Japan diary: The simple fix that could shake up Japan’s economy

It was a gorgeous day in Tokyo –  the views from the tower of the Imperial Hotel are a nice reminder of some of the reasons I love it here (from the 17th floor you can just see Mount Fuji on a clear day). 

Over lunch I talked to just-retired strategist and Japan expert Andrew Smithers. Later, I talked to an official from Japan’s Ministry of Finance at a reception for the Daiwa Anglo Japanese Foundation (of which I am a trustee) at the British Embassy. 

With both I talked about the odd way in which foreigners insist in thinking of Japan as an economic wasteland, when it quite clearly is not (see my last post). That does not, of course, mean that it couldn’t do with improvement.
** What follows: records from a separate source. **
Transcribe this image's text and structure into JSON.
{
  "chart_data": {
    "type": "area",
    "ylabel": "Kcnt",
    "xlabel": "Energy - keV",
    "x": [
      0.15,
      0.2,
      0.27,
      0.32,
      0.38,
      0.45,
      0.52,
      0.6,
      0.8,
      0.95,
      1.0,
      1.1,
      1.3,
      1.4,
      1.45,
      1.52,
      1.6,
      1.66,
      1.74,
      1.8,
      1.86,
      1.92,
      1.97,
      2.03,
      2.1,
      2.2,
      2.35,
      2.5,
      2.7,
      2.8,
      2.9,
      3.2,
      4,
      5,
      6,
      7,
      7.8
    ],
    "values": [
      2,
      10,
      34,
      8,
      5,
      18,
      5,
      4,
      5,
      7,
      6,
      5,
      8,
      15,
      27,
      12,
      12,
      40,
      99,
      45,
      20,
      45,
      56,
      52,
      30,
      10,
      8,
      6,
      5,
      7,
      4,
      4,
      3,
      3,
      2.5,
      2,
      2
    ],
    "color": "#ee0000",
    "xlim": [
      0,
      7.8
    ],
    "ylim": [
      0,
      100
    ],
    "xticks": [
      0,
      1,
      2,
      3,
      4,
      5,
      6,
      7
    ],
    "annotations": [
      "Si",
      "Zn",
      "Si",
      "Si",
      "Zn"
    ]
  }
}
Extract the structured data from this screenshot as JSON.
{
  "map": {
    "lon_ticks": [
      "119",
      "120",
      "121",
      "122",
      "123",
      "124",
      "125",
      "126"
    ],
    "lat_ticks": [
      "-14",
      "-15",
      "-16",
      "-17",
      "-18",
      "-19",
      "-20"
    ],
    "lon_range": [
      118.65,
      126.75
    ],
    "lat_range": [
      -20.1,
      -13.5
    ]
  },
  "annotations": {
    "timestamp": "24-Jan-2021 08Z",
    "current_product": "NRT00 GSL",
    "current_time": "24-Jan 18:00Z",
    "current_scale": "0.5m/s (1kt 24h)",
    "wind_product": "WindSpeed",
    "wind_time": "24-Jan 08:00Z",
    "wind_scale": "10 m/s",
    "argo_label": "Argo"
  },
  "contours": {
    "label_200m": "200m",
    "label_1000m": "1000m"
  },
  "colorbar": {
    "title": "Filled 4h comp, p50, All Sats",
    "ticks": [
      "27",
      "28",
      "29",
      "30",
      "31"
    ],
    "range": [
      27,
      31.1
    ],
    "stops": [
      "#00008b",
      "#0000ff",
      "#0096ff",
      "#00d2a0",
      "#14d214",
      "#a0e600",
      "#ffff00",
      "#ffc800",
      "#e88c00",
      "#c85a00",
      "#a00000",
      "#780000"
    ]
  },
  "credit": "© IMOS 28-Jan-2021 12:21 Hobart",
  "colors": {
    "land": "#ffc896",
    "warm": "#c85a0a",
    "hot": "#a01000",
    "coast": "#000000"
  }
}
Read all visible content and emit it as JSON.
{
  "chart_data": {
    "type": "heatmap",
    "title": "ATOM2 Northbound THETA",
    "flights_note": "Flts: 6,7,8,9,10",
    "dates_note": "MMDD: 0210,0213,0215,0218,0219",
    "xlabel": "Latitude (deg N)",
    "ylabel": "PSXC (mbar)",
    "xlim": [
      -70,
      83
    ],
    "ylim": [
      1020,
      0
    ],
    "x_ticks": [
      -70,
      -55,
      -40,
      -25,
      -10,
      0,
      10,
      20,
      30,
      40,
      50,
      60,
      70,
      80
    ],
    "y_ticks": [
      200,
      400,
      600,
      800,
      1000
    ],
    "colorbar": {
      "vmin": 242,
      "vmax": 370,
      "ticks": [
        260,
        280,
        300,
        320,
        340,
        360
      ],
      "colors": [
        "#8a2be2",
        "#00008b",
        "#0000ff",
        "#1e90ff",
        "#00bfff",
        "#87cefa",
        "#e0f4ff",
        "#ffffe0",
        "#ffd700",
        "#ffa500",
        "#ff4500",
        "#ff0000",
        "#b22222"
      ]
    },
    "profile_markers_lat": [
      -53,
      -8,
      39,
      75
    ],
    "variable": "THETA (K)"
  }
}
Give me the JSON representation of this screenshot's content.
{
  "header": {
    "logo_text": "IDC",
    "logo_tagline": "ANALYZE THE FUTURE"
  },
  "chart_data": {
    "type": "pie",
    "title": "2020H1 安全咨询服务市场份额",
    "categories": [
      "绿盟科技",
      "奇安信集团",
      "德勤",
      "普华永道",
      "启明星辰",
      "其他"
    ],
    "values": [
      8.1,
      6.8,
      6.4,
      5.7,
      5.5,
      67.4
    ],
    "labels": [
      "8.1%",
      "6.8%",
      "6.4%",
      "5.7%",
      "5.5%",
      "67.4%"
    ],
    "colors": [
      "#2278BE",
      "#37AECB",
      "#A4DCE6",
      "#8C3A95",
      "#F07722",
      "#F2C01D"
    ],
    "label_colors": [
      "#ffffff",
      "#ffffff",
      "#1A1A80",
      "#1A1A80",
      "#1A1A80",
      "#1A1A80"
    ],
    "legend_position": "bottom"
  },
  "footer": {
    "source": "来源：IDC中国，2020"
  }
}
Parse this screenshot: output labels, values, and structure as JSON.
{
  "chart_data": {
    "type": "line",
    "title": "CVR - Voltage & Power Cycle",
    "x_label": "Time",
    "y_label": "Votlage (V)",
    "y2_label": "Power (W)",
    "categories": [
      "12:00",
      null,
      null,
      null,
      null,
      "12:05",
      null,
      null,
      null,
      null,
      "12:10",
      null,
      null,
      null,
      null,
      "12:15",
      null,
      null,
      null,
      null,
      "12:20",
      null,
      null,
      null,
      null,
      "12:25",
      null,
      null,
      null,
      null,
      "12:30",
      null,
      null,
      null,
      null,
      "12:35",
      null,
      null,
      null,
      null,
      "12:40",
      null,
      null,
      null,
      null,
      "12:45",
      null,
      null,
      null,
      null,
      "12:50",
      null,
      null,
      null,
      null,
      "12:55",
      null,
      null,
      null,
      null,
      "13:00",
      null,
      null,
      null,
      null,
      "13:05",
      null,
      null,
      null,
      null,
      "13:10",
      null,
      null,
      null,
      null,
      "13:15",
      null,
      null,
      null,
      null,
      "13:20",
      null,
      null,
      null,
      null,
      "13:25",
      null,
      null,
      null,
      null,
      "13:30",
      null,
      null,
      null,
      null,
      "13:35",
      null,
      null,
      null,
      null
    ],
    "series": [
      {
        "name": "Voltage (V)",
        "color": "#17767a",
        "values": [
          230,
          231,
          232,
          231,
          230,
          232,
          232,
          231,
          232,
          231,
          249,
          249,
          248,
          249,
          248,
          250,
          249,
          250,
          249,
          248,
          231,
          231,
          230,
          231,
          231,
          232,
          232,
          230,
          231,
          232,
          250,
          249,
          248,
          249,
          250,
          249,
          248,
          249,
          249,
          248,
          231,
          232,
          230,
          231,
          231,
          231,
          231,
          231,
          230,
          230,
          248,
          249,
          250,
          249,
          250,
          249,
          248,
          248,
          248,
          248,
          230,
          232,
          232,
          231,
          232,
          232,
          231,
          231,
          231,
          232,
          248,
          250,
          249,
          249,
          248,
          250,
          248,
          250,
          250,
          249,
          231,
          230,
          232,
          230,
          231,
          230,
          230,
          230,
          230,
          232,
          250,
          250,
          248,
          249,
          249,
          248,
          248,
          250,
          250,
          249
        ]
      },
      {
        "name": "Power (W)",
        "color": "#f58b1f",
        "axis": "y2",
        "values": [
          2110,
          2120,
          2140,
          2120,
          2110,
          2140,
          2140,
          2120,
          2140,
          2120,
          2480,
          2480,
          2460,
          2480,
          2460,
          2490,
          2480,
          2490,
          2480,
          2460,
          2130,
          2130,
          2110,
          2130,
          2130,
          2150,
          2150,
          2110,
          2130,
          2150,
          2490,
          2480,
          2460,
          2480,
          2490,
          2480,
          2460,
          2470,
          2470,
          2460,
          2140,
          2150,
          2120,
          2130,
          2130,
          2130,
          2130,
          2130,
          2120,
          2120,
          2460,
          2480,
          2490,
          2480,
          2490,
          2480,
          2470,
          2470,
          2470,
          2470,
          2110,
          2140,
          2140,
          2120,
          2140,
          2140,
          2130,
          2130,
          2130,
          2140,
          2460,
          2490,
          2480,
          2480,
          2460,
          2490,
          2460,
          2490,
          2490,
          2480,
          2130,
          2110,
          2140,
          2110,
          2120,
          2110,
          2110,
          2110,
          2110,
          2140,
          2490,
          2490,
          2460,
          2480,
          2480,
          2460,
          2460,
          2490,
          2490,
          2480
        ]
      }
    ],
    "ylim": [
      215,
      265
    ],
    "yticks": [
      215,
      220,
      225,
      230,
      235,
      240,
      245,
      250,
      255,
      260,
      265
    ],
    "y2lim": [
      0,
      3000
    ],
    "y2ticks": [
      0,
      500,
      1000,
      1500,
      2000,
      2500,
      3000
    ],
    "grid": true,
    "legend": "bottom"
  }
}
Smithers offers one simple way to improve a range of things in Japan – cut the depreciation allowances given to Japanese companies. These are currently much higher than in other countries, and far higher than productivity rates suggest they should be. This encourages over-investment (otherwise why would a country with a falling and ageing population invest so much?) and also allows companies to massively understate their profits (and hence their tax bill).

Cut the allowances and you could set off a chain of excellent results: profits would rise; tax revenues would rise; then, wages would be likely to rise and so might dividends. Finally, as wages rose so might consumption – providing a start at least to the rebalancing from investing and towards consumption* most think Japan needs.

Smithers says he sees no sign that Abe might be interested in this idea, but when I asked the man from the MoF if he thought Andrew was right, he said that he thought he was entirely right. There is hope. You can read Andrew’s blogs on the matter for the FT here.

*The roads in Japan are full of gorgeously coloured cars, something that I think must reflect the reality of marketing consumer goods in an ageing society: if you want to keep sales up, you have to find a way to turn something bought infrequently into something bought more often by making it into a fashion item.